Consider the circle  $x^{2}+y^{2}=25.$ (a)  Find  ${\frac {dy}{dx}}.$ (b)  Find the equation of the tangent line at the point  $(4,-3).$ Background Information:
1. What is the result of implicit differentiation of  $y^{2}?$ It would be  $2y\cdot {\frac {dy}{dx}}$ by the Chain Rule.

2. What two pieces of information do you need to write the equation of a line?

You need the slope of the line and a point on the line.

3. What is the slope of the tangent line of a curve?
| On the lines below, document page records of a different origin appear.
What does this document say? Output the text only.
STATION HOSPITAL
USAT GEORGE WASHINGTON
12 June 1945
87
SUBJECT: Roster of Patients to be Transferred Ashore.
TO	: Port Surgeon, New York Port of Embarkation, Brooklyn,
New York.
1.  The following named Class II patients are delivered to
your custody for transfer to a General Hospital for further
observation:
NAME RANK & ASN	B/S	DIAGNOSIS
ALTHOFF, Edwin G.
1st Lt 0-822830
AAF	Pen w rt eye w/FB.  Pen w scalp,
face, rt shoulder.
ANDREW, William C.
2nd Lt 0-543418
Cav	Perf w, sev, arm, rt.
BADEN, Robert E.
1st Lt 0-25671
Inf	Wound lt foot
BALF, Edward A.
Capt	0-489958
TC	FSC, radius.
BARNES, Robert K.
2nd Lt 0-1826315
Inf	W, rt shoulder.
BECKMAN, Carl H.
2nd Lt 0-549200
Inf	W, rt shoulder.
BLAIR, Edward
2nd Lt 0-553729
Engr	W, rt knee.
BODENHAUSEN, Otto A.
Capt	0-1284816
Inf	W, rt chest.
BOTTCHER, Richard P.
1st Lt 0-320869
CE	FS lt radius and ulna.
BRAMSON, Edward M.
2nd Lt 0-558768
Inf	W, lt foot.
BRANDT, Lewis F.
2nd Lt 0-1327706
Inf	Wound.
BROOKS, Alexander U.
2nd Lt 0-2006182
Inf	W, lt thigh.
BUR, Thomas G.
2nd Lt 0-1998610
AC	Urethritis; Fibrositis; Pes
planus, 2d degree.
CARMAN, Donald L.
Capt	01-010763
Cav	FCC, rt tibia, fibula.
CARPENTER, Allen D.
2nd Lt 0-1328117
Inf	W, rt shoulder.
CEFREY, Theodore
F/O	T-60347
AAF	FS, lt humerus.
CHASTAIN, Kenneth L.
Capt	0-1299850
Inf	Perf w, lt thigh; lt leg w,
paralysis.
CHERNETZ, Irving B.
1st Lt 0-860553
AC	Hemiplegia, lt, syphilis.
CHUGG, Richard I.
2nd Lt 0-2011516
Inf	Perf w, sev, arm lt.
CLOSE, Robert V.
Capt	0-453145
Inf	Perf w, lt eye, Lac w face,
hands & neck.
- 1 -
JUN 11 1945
The slope is  $m={\frac {dy}{dx}}.$ Solution:

(a)

Step 1:
Using implicit differentiation on the equation  $x^{2}+y^{2}=25,$ we get

$2x+2y\cdot {\frac {dy}{dx}}=0.$ Step 2:
Now, solve for  ${\frac {dy}{dx}}.$ So, we have

$2y\cdot {\frac {dy}{dx}}=-2x.$ We solve to get
${\frac {dy}{dx}}=-{\frac {x}{y}}.$ (b)

Step 1:
First, we find the slope of the tangent line at the point  $(4,-3).$ We plug  $(4,-3)$ into the formula for  ${\frac {dy}{dx}}$ we found in part (a).
So, we get

${\begin{array}{rcl}\displaystyle {m}&=&\displaystyle {-{\bigg (}{\frac {4}{-3}}{\bigg )}}\\&&\\&=&\displaystyle {{\frac {4}{3}}.}\end{array}}$ Step 2:
Now, we have the slope of the tangent line at  $(4,-3)$ and a point.
Thus, we can write the equation of the line.
So, the equation of the tangent line at  $(4,-3)$ is

$y\,=\,{\frac {4}{3}}(x-4)-3.$ (a)    ${\frac {dy}{dx}}=-{\frac {x}{y}}$ (b)    $y\,=\,{\frac {4}{3}}(x-4)-3$